The fact that M. caprae strains were isolated from different animal species in two geographically distant provinces, suggests that M. caprae might be present in livestock in northern China. Importantly, the presence of this pathogen might pose the threat of potential transmission to humans. Indeed, there have been several reports of human TB associated with M. caprae infection in the last 10 years [Reference Cvetnic19–Reference Prodinger21]. Although infectious cases of M. caprae have not been reported in humans in China, the potential for transmission from animals to humans warrants further investigation and surveillance.

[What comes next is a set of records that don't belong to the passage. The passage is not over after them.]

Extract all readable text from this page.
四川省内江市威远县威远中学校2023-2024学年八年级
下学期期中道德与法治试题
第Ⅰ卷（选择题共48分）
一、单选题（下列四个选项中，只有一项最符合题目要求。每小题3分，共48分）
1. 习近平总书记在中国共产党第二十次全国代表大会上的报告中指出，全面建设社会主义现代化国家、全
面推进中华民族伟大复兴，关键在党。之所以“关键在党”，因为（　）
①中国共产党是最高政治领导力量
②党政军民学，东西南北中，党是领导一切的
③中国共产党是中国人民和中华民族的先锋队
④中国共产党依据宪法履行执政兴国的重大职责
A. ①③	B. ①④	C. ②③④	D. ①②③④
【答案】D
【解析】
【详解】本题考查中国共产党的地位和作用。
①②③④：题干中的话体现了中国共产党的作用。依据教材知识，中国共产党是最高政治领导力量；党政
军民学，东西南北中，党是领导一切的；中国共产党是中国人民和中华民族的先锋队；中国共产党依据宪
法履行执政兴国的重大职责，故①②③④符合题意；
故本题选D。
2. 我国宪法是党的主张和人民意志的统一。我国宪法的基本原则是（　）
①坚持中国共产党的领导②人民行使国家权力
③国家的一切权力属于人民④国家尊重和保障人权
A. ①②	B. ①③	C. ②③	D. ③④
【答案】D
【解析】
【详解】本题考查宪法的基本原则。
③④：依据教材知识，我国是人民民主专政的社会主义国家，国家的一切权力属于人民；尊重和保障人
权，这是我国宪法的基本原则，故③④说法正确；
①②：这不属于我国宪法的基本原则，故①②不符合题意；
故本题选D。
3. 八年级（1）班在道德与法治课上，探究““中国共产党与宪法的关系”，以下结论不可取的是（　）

There are few reports regarding NTM infection in animals in China. In this investigation, 39 NTM strains were successfully isolated from animals and identified. These NTM were isolated from tubercle-like samples and throat swabs of PPD-positive cows, suggesting the potential for misdiagnosis of bTB and NTM infections. Since NTM misdiagnosis causes unnecessary slaughter of livestock and significant economic loss for local farmers, the occurrence of NTM infection should be closely monitored by inspecting the quarantined animals when an outbreak of bTB occurs in the future.

In summary, both NTM and MTBC were isolated from livestock, although NTM was the main type of Mycobacterium isolated from tubercle-like lesions observed in clinical samples. Our study reports for the first time the isolation of M. caprae from both deer and sheep in northern China.